Take Me Back: The New York Years 1975 – 1980

April 30th – July 30th, 2024



The faces and scenes in Philip Collier’s “The New York Years 1975 – 1980” capture a period of time in American iconography that is both familiar yet distant. It is no secret that there is an everlasting infatuation with New York City, and in particular, there is a mutual obsession that transcends generations of reminiscing on what it was like to live at a time when everyone tells you that, “you just had to be there”.


Luckily, Philip Collier’s work allows us to travel back in time and fantasize about daily life in the post-counterculture landscape of New York City. Collier’s imagery is evocative, witty, and timeless – much like how we collectively perceive New York of the 1970’s today. Collier’s man-on-the-street style of point-and-shoot photography is ahead of its time and on full display in this exhibition. During these years, the city was pulsating with a sense of urgency, youth, and camaraderie. Through this collection of photographs, Collier captures the intoxicating sense of laissez-faire that is synonymous with 1970’s.


“The New York Years 1975 – 1980” shares a story of New York City’s identity that both inspires older generations to reflect and younger ones to build castles in the air. There is an undeniable cultural and stylistic prowess to this era, and Collier’s sense of taste and skill is equally impressive at memorializing it. Thanks to this collection of archival imagery shot by Collier in his early twenties, we are able to look through a window into the past and feel the essence of his memories that are teeming with excitement, freedom, and optimism. Collier’s camera immortalized a classic period of American culture and reminds us all of what it means to be a New Yorker.


Artist Statement


I consider my body of work to be proof of our existence; they are slices of my life, tiny moments. Each individual image is an experience I lived and thought to be worthy of capture, full of beauty, strife, angst, and magnificence. I am hoping that one day in the future, that moment will be relived, over and over again. Taken so that future generations could have this window back in time, to savor the moments of the past.

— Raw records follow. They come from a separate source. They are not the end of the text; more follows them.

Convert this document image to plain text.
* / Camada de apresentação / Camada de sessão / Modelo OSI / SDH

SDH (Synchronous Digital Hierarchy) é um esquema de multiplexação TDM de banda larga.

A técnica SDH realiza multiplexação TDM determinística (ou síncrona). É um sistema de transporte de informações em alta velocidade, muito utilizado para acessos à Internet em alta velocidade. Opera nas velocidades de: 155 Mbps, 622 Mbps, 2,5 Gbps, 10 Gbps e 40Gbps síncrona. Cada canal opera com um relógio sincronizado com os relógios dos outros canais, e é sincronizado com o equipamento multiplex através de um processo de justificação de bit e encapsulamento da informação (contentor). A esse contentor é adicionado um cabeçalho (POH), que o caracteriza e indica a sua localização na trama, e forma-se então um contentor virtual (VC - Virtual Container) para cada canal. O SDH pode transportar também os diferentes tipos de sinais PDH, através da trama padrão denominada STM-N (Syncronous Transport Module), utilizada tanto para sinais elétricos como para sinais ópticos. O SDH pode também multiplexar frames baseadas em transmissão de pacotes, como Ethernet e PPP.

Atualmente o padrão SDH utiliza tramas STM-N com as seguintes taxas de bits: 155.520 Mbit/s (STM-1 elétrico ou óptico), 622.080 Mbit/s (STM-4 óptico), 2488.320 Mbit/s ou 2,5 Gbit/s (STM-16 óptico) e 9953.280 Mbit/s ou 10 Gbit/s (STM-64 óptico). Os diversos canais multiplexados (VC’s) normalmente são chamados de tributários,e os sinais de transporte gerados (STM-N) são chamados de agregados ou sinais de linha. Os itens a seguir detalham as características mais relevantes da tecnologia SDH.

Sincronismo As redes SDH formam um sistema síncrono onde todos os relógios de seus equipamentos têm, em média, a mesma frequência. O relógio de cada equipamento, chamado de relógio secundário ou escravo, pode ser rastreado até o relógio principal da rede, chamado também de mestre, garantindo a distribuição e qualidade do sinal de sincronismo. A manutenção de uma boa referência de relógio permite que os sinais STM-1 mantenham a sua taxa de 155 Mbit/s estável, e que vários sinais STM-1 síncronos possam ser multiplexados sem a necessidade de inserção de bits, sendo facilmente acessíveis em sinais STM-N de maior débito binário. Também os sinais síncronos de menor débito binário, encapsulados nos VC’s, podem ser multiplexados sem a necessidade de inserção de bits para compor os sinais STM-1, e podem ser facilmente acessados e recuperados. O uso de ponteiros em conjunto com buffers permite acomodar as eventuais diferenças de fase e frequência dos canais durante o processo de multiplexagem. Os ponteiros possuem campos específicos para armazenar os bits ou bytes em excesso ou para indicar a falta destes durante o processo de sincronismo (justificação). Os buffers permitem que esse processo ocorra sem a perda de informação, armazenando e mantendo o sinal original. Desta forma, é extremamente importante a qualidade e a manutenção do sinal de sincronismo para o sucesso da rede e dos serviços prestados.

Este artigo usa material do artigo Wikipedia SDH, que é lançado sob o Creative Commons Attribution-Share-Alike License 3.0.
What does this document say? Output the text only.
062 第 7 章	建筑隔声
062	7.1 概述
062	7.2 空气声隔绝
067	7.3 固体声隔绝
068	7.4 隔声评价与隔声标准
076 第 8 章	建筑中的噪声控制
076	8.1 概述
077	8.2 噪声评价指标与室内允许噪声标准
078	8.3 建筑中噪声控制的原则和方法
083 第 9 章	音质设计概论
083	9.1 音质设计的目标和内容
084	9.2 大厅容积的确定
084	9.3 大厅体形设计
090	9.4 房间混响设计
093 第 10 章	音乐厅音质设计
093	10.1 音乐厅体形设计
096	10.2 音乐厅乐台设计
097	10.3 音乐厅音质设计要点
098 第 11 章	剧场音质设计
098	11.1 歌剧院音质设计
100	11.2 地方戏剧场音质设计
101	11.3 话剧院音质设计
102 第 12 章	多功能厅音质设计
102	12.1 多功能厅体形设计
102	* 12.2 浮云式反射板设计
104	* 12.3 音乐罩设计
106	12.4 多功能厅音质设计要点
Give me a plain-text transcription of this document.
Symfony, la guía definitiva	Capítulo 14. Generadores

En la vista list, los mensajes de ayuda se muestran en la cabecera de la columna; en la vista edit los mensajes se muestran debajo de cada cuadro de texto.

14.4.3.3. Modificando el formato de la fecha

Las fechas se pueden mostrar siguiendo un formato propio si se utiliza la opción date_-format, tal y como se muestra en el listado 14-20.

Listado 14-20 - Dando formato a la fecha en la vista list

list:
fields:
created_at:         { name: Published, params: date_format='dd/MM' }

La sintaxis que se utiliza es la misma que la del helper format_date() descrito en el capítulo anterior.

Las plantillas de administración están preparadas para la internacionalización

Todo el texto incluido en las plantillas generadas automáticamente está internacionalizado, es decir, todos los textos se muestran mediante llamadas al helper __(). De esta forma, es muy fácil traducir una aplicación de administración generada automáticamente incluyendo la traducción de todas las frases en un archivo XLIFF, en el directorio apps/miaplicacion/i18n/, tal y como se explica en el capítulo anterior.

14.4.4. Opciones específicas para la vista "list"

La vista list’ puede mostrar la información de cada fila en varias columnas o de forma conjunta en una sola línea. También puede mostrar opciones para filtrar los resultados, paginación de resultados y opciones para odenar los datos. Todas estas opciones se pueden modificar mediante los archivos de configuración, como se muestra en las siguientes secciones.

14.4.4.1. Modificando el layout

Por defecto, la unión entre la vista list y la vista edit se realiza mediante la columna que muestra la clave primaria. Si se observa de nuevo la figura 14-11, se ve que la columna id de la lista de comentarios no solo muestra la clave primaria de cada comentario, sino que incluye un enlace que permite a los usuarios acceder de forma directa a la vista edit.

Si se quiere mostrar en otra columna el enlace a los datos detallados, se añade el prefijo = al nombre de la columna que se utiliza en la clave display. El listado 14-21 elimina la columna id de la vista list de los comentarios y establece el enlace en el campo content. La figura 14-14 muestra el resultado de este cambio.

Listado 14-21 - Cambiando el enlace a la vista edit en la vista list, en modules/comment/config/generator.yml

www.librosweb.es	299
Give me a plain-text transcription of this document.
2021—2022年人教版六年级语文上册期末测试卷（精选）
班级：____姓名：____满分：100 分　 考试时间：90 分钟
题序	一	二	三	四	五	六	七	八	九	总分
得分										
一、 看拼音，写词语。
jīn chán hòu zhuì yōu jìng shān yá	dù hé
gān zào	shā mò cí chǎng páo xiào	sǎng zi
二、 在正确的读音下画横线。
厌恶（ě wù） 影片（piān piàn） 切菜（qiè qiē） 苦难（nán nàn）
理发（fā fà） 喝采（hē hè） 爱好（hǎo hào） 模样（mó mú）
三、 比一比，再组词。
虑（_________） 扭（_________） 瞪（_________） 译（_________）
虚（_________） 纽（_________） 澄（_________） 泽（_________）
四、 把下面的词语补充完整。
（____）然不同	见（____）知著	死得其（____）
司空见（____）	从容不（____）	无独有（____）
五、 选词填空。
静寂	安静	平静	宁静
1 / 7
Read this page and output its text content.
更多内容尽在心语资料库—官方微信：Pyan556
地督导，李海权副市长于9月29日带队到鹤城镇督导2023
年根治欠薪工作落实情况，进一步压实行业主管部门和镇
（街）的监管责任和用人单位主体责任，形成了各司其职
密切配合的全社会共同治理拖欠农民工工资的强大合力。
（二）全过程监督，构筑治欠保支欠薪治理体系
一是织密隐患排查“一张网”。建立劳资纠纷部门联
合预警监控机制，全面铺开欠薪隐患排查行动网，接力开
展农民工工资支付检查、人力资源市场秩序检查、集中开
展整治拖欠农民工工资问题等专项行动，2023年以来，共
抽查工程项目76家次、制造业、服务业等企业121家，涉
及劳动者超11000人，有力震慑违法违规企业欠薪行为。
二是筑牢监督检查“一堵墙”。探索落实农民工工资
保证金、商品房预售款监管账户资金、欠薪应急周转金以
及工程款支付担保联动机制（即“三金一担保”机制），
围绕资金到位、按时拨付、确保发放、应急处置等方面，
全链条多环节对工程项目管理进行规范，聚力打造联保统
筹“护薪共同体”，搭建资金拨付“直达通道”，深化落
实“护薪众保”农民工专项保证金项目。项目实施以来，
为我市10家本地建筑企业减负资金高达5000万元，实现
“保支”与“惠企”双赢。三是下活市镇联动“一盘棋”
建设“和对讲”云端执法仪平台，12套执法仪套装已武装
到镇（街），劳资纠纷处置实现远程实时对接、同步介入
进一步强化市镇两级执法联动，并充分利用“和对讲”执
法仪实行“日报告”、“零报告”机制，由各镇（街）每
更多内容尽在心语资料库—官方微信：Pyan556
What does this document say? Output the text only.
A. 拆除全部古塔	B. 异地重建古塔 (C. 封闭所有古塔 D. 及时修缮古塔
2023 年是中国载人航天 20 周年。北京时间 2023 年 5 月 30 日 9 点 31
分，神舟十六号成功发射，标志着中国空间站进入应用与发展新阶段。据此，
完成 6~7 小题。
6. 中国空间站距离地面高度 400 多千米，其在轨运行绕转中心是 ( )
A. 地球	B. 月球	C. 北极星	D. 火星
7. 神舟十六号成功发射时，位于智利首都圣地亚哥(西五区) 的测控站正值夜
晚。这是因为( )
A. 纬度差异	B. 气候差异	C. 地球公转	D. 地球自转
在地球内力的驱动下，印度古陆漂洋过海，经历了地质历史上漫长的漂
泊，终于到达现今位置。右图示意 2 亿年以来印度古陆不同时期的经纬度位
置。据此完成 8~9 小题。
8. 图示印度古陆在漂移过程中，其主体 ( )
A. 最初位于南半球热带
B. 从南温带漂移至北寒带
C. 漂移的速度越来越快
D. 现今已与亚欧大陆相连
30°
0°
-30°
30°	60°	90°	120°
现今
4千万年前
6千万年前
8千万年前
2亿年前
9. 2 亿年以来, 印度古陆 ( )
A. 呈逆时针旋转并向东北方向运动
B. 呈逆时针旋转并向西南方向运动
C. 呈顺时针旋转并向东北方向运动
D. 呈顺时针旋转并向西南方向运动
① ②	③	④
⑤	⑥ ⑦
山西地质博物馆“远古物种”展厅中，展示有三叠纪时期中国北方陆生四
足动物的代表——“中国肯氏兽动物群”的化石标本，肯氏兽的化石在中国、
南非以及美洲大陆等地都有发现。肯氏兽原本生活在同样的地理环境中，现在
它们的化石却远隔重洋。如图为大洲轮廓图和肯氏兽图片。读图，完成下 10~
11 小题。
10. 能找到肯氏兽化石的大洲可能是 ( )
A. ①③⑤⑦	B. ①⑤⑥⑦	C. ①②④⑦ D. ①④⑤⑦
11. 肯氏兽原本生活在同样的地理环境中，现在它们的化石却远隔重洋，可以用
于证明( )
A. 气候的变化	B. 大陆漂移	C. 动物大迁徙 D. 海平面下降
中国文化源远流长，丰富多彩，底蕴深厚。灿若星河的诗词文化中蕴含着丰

From being a part of the political rallies that I attended and meeting the people that I befriended along the way as a young man. To seeing the astonishing mountain scenes and the splendor of the Mediterranean seaside that I have come to call my home in these later years of my life, I have realized that it is not about my life, but about the past. It is the past, that sense of yesterday, and dissipating memory that grows lost as we collectively step forward into a new tomorrow.


Time is a turning wheel. It is the flow of a river and it never changes direction. It is certainly a shifting landscape that we live in and as the years roll by, the changes in the world become more evident to the ones who have lived longer. We realize that most of it is now out of our control. These photographs were taken, so you won’t forget where we came from and to record the fleeting instances that will never be again. Those moments in time, that if not for my photographs, may have totally gone unnoticed or forgotten. I eternalized that moment.



Philip Collier was born in Boston, Massachusetts. He is a Graduate of the New England School of Photography where he studied documentary photography. Influenced by the works of W. Eugene Smith, August Sander, Dorothea Lange, Henri Cartier-Bresson, Robert Frank, Diane Arbus and many others — he took to the streets.


He started in the streets of Boston recording the local fire departments, Feast of San Gennaro in Little Italy, The Bicentennial Celebration in Concord, Massachusetts and The Abortion Rights Demonstration in The Boston Commons.


In 1975, he moved to NYC where he photographed for the 1980 Democratic Convention , 1984 Summer Olympic Committee, The feast of St. Anthony’s, The Macy’s Day Parade, and various other street and political events.


In 1980 he moved to Newport Beach, California where he started taking sea and landscapes. In 1981, he moved back to Boston where he went to Wentworth Institute of Technology and spent the next 25 years in electronic engineering.


He moved to Denver in 1994 and spent 20 years there until he retired in 2014 and moved to Grenoble, France where he rekindled his passion for photography and lives today.